Gene Williams Is All About Focus: For now, golf is on the back burner

FastTrack1

Like the minor league baseball player who realizes the odds of making it to the major leagues are slim and none, Gene Williams put his love of golf and his dreams of playing on the PGA Tour on hold and turned to commercial real estate, where he’s become a star. Not that he didn’t give golf a chance.

Born in Beeville in 1978, Williams went to the University of Virginia on a golf scholarship before transferring to TCU, where he graduated in 2001 after playing golf there too. He majored in marketing and minored in Spanish. He was pretty good at the game of golf. In fact, he finished eighth in his first professional event in 2002. Williams had a plan and the desire to make it. He incorporated himself and raised the money he needed to compete as a developmental player — golf’s minor league. It’s the first step to the PGA Tour. It was a challenging life. He drove to most of the tournaments from Texas to the Carolinas with stops in states in between. He would play golf all week, compete over the weekend if he made the cut, and then drive nearly all night to the next tournament in time for the Monday Pro-Am round. This went on week after week, month after month. At the time he was single, which made it easier to be a nomad. But the life began to wear on him, and the prospects of making it to the big leagues — the PGA Tour — were slim. In 2005, at age 27, Williams realized it was time to move on. Think of the character Crash in the movie Bull Durham — 12 years in the minor leagues and just 12 days in the majors.

Williams’ time had come to find a new career. He talked to people he knew around the country in an effort to figure out what he wanted to do next. “Many of my friends were in real estate, and they loved it,” he explains. “It seemed to be a good fit for me.” And that turned out to be an understatement. He was living in Austin at the time, but when he decided to change careers, San Antonio seemed to be the place to be. He moved to the Alamo City in 2005, interviewed with several firms and joined the Weitzman Group, where he quickly became a top seller. In 2012 he moved to CBRE, one of the largest commercial real estate companies in the world, where he currently works in offices overlooking the Quarry Golf Course. He acknowledges that the golf course views are like a magnet on many a day when he can see folks on the links from his office window. Williams put the same energy into learning commercial real estate as he put into mastering golf. For example, he says he drove nearly every street in San Antonio and Bexar County visiting every neighborhood — residential and commercial. It was much like the repeated practice rounds on a golf course checking out greens and sand traps and more. He wanted to know everything he could about the lay of the land.

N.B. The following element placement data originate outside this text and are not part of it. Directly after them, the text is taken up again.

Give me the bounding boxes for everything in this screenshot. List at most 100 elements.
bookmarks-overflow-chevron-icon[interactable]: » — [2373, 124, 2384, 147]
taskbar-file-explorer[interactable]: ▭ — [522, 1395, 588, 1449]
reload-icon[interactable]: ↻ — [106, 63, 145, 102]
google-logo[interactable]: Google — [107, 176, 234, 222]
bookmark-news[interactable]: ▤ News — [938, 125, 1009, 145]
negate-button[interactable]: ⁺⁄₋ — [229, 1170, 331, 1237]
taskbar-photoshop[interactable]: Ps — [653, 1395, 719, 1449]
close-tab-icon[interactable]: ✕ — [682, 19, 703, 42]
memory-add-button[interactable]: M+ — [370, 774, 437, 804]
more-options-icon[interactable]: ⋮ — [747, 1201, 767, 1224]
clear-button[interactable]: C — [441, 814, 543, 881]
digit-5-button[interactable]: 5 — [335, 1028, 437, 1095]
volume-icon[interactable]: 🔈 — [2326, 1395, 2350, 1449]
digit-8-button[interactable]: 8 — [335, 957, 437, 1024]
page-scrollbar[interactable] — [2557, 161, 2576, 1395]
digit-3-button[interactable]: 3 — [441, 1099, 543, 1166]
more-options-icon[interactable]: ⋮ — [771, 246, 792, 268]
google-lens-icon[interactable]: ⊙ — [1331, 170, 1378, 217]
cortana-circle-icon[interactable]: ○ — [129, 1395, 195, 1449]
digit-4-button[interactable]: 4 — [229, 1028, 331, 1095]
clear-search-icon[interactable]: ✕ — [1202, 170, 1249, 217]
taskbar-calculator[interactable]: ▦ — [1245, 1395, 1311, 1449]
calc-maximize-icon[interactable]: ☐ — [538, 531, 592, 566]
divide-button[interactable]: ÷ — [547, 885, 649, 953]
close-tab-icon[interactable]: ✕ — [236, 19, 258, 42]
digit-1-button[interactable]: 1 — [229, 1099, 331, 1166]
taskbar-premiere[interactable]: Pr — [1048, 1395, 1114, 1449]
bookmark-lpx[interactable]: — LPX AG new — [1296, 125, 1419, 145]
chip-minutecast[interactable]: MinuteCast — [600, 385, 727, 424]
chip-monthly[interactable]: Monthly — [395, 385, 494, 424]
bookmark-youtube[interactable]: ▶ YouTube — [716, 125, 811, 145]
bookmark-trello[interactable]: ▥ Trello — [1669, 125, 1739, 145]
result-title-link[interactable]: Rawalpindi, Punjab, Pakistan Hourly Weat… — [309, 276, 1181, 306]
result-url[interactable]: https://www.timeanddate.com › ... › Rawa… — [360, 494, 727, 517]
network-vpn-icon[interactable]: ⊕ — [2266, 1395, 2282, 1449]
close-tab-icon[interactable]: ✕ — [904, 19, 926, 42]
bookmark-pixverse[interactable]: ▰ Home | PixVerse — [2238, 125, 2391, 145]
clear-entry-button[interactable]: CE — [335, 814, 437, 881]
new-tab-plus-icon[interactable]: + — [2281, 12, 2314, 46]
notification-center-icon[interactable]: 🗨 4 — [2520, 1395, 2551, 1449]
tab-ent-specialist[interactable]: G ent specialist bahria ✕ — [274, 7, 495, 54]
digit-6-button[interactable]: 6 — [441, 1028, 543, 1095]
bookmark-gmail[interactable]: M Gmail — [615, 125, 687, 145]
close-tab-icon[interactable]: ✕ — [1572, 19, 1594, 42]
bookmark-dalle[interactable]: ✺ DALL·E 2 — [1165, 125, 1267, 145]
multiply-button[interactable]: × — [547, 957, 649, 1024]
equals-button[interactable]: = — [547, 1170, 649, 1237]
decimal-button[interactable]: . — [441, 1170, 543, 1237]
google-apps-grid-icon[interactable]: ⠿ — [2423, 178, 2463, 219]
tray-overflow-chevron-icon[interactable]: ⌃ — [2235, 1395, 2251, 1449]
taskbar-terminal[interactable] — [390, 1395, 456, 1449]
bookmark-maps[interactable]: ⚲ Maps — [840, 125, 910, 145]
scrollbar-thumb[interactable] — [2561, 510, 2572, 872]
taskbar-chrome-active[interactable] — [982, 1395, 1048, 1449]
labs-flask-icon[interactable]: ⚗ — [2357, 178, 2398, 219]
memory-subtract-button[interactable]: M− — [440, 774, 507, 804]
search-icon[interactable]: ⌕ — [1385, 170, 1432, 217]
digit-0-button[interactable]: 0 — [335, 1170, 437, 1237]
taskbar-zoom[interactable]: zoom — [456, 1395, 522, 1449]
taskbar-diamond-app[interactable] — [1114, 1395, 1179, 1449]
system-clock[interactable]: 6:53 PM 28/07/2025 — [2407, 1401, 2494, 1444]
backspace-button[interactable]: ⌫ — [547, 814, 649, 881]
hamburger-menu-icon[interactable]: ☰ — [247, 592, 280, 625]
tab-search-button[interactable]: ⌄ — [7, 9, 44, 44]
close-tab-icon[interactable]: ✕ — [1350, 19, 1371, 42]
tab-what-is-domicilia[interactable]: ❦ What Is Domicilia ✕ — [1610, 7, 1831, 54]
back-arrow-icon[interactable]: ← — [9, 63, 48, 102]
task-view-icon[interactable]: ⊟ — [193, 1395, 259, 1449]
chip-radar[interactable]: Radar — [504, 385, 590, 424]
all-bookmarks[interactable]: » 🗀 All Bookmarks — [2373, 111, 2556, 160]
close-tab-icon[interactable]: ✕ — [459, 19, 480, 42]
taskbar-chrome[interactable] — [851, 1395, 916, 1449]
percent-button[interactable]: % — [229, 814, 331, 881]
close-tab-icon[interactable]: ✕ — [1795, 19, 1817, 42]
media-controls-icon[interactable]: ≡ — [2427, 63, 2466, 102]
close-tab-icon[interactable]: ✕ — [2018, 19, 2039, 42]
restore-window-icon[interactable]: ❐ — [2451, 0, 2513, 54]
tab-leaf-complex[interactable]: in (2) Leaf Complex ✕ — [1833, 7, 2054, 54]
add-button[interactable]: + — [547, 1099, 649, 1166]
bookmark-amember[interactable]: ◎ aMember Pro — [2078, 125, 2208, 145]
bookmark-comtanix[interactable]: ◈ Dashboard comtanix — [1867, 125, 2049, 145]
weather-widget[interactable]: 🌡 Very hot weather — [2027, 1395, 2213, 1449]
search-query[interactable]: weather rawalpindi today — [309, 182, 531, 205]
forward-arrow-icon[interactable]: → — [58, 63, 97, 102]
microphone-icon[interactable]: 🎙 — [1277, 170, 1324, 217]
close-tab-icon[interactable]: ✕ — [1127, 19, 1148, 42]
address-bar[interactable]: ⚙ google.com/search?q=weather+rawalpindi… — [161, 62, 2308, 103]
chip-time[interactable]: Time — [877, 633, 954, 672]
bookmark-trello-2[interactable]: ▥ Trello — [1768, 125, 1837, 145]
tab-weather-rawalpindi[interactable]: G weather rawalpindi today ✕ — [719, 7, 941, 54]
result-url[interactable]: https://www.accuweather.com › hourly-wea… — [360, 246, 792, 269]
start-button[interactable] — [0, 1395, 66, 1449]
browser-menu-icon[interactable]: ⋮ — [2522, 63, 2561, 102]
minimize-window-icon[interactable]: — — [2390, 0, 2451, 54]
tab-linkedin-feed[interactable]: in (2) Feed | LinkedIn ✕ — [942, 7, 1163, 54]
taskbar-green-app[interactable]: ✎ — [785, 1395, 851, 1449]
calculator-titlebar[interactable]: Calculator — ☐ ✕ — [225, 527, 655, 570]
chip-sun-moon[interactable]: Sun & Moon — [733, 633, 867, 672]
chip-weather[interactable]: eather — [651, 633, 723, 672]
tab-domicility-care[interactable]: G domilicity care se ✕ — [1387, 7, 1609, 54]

Fast-Track2“Golf and commercial real estate have a lot in common,” Williams says. “In many ways it really is all about focus.” He says in golf it is literally keeping your eye on the ball and remembering the twists and turns on every hole. In commercial real estate it’s visualizing shopping centers and neighborhoods and figuring out who might go where and why. With golf and weekly travel gone, he was able to put his personal life in order too. Friends introduced him to a woman they knew, and he and Sonya Medina were married in March 2010; they now have a baby boy. Sonya had served in the White House in the George W. Bush administration. She spent time with AT&T and now is an executive with Silver Eagle Distributors. Honored as one of San Antonio Business Journal’s 40 under 40, she probably knows anyone who is someone in Texas and beyond. And those connections can’t hurt Williams’ career either. This year Williams is being honored by the Business Journal in 40 under 40. If this were Washington, D.C., the Williamses would be seen as a power couple at the top of everyone’s dinner invitation list. Williams loves what he is doing now, loves his team at CBRE and enjoys working with clients from across the country. And he is making a lot more money than he did traveling to developmental league golf tournaments prior to 2005. What does he love about his job? “I’m a problem solver,” he explains. “Clients want to grow or figure out why one location is doing so much better than another. That’s a challenge I enjoy. Helping clients achieve what they can achieve. That’s rewarding to me and to them, of course.” He enjoys visualizing which commercial clients will fit into a planned shopping center. He is very much a corporate matchmaker.

There’s no doubt Williams is enjoying great success in just six years into his commercial real estate career. “In my career now I have to focus on what I am doing, focus on my preferred clients,” he says. He makes it sound like it’s all about real estate. He tries not to think about that other passion.  But golf. The tour still pulls at him, and dreams die hard. And his dream of playing on the PGA Tour got a small boost in 2010 when out of the blue and on a dare he qualified to play in the Valero Texas Open in San Antonio. He remembers walking into the players’ locker room and seeing his name over one of the lockers. “I took a lot of pictures,” he recalls. “A whole lot.” And he called his golfing buddies from coast to coast. He did not make the cut. But qualifying for the tournament was an unexpected high, and it didn’t hurt his reputation as a doer. Is professional golf in his future? Williams is not yet ready to say no. In just15 years he’ll be old enough to play on the Seniors’ Tour. And then who knows how the ball will bounce?